Personaje es ídolo del gremio médico
A Rodrigo Salinas lo buscan para tomarse fotos y hasta han hecho suyas las frases del personaje del robusto comediante.
Son personas serias, sin duda alguna. Pero les sobra humor. Normalmente los verá de punta en blanco, cabello bien peinado, amabilidad absoluta y delicada sinceridad.
No todos son así. Hay uno que viste de blanco también, pero es un bruto absoluto. Basta recordar la vez aquélla en que, tras auscultar el oído izquierdo de un paciente, concluyó que lo que él tenía era «hotuitis».
«Pero doctor, ¿no será otitis?», lo corrigieron. Y el facultativo se enojó y golpeó la mesa. «Aeeeerrrsss. ¿quién es el dostor?».
Ahora él, el incorregible «dostor», el mismo que se equivoca, inventa síntomas y enfermedades, y le cambia el nombre a los males en «El club de la Comedia», de Chilevisión, se ha transformado en ídolo de algunos galenos de verdad.
Vaya a saberlo Rodrigo Salinas, que le da vida al personaje. «El otro día fui al médico y lo caché todo el rato como que me quería decir algo. Lo intentó toda la consulta y casi al final me dijo aer, quién es el dostor . Me reí mucho porque a mí me hubiese pasado lo mismo. Y cuando salgo a la calle sé que me voy a comer un par de gritos por el dostor», relata el voluminoso comediante.

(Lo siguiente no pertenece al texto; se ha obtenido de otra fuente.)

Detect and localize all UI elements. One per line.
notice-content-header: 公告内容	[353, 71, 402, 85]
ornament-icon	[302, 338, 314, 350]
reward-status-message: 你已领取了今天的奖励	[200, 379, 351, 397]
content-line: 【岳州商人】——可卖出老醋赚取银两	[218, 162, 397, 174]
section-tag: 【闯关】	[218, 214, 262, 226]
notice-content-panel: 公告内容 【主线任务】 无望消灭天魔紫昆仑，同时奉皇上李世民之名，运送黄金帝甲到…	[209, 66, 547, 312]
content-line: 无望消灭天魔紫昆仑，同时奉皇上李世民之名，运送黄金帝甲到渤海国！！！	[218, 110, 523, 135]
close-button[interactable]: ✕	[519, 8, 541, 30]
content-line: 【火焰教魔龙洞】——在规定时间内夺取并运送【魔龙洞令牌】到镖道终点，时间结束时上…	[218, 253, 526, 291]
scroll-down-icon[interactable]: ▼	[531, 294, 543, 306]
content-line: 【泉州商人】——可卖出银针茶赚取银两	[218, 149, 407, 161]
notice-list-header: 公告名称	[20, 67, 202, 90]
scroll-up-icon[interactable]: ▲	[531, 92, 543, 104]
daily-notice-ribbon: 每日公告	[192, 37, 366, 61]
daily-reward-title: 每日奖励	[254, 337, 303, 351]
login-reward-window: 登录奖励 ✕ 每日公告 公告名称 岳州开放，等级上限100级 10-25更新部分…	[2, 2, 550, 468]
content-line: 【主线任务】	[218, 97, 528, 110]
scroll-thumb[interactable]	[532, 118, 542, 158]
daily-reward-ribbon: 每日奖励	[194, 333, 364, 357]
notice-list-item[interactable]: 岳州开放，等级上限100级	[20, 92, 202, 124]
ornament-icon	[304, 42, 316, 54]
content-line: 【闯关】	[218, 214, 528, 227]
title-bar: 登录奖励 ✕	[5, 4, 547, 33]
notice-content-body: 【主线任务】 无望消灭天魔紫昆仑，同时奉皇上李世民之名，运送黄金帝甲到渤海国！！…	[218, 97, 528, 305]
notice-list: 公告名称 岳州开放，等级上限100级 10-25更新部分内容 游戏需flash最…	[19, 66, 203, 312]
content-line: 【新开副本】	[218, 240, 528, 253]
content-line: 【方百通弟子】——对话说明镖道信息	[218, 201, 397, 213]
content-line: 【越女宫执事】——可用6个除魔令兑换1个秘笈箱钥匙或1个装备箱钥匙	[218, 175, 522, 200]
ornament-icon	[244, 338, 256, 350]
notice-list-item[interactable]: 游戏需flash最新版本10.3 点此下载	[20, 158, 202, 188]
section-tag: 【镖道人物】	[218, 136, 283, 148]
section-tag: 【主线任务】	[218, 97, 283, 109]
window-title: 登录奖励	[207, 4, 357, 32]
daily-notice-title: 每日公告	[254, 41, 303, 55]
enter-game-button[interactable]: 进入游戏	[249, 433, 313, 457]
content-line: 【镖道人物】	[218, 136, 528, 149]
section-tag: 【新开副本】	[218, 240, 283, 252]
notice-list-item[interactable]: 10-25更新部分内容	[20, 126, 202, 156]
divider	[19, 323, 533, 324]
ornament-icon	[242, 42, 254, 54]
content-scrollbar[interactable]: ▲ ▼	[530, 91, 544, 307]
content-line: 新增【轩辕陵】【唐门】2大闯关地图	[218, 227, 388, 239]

Un verdadero doctor, el pediatra Felipe Valenzuela, reconoce que la tallita arrasa entre los pacientes. Así que él mismo tuvo que empezar a utilizarla. «Es una frase muy simpática, ha entrado fuerte y le gusta a la gente. Yo mismo les digo a los niños cuando se ponen medio porfiados, quién es el dostor y se ríen y relajan. O sea, que al final me sirve de herramienta», receta el profesional.
A Salinas le pasó una, pero con otro médico. «El otro día me llamó Jocelyn Medina porque su marido es médico y lo único que quería era tomarse una foto conmigo. Y me fue a ver al canal y terminó contándome chistes de doctor», cuenta.
El aludido médico en cuestión, y afortunado marido de la guapa Jocelyn, se llama Mauricio Cancino, también es concejal por Puchuncaví y la sensación de la Universidad de Valparaíso, donde hace clases, porque tiene varias fotos con Salinas y su alter ego, el Dostor.
«Está de moda y todos mis amigos me han preguntado por la foto. Ese día le conté a Rodrigo que eso de quién es el dostor es súper cierto. Pasa que en estos días en que uno puede ver lo que quiera en Internet los pacientes llegan a la consulta pidiendo el tratamiento que vieron en el computador porque el diagnóstico ya se lo han hecho ellos mismos. Y por lo general no están ni cerca. Entonces es cuando hay que golpear la mesa, y esta es la mejor forma de hacerlo», relata.
Es una frase muy simpática, ha entrado fuerte y le gusta a la gente. Yo mismo les digo a los niños cuando se ponen medio porfiados, quién es el dostor y se ríen y relajan.